Ses yeux pétillaient.
– C’est quand tout va bien qu’ils commencent à s’inquiéter. Ils ne savent pas quoi faire de leur peau. Le monde a soudain l’air étrange et effrayant, et ils languissent de retrouver ce qu’ils connaissent. Quelque chose de familier… comme la souffrance.
Donc, à moins que Leonard se la joue dans le genre baise en milieu défavorisé, Elspeth est presque sûre que Jimmy et lui sont quelque part dans la presqu’île, en train de s’attirer un peu plus d’ennuis, et peut-être de comparer leurs notes. On devrait toujours juger les gens d’après leurs fréquentations. Après tout, c’est ce qui l’a d’abord attirée chez Leonard, le fait qu’il ne fréquente personne : il gardait son quant-à-soi. Il avait ses livres, ses films, tout ça et voilà. Elspeth ne s’était jamais trop penchée là-dessus, mais elle était contente qu’il ait quelque chose, vu que ça avait dû être dur pour lui de s’occuper tout seul de son père toutes ces années. Sa mère avait été une femme vraiment bien – un vrai canon, en plus –, mais au bout d’un moment elle n’avait plus pu supporter ça et elle s’était tirée avec un type qu’elle avait rencontré chez le dentiste ou quelque chose du genre.

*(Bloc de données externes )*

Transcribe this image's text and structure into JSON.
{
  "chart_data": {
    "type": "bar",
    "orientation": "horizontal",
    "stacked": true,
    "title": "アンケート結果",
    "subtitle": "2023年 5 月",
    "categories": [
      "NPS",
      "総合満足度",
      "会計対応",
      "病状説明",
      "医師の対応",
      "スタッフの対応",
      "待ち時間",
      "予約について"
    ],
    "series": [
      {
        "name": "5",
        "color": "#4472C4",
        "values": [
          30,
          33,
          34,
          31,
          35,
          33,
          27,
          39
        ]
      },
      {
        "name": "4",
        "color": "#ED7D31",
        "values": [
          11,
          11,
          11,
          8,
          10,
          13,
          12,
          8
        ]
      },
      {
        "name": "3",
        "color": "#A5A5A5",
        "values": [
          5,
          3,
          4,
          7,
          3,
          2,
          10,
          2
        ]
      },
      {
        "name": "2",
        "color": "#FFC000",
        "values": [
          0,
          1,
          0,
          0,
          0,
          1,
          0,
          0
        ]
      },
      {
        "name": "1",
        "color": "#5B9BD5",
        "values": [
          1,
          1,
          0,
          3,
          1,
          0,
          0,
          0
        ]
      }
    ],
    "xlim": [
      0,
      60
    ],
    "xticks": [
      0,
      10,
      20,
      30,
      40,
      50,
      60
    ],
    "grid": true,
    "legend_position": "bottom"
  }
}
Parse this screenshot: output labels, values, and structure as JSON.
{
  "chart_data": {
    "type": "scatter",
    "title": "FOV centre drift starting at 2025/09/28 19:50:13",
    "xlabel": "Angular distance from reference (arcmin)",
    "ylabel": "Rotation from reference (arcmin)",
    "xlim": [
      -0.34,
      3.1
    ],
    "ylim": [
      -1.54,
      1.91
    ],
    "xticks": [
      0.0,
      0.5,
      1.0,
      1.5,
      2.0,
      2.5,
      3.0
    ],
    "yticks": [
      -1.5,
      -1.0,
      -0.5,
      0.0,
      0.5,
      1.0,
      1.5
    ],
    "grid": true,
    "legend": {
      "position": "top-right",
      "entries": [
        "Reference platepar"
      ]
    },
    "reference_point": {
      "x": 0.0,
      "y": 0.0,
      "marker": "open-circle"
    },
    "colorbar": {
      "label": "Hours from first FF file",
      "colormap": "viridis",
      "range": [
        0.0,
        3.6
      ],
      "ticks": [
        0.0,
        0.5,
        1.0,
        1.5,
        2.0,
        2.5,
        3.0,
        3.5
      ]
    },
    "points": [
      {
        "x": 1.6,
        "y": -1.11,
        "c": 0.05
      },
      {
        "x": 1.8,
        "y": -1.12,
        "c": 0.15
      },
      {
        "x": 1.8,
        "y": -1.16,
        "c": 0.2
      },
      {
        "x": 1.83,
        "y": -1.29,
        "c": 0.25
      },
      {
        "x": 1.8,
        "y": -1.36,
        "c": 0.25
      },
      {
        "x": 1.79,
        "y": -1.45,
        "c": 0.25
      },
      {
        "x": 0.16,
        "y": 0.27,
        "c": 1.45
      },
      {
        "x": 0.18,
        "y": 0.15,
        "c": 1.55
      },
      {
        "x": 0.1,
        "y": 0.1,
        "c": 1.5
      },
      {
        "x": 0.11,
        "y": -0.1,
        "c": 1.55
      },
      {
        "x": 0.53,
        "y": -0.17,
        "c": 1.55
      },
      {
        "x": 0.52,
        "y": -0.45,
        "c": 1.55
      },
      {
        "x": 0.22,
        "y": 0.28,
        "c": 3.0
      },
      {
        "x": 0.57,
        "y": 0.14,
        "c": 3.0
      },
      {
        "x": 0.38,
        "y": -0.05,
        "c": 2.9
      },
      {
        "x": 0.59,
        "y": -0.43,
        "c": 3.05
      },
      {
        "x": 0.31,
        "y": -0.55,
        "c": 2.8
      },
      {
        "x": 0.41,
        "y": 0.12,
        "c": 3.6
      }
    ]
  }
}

Leonard n’aime pas du tout parler d’elle, bien sûr – ça tombe bien, parce que Elspeth n’a jamais été très portée sur les trucs comme la compassion. Elle n’est pas très fan de lecture ou de films non plus, mais elle a essayé. Leonard empruntait des vidéos à John, le givré fumeur d’herbe de la bibliothèque, et ils les regardaient dans sa chambre, sur un vieux magnétoscope que Leonard avait récupéré à la décharge, mais Elspeth n’en voyait pas l’intérêt. Il n’y avait jamais d’intrigue, les dialogues étaient tous en français, japonais ou autre, et les sous-titres tout troubles, si bien qu’on pouvait à peine les déchiffrer. Quand ils regardaient ces trucs-là, elle se demandait tout du long ce qu’il avait à reprocher aux bons vieux films hollywoodiens, aux vraies histoires pleines de vrais gens, comme l’autre, Bill Pullman, dans L’Amour à tout prix. Elspeth aime bien Hollywood, elle ne voit aucun mal à tout simplement s’asseoir et se laisser distraire. La télé c’est bien aussi – même certains feuilletons sont bien joués. Mais les films que Leonard empruntait à John ! Elle a encore des cauchemars en repensant à celui où un type déambule dans un terrain vague avec un gros chien noir et où la caméra zoome lentement sur un débris de verre, un livre ou autre, pendant que quelqu’un qu’on ne voit pas parle en voix off, et il y a de l’eau partout et c’est tout, sauf que ça dure comme ça pendant quatre heures… en russe.
Leonard a essayé de l’éduquer, bien sûr. Il essayait de lui faire lire des livres. Les classiques : Les Frères Karamazov, Anna Karénine – encore une de ces conneries russes – et l’autre Moby Dick à la con. Elle n’a adressé qu’un regard à Anna Karénine et elle s’est marrée.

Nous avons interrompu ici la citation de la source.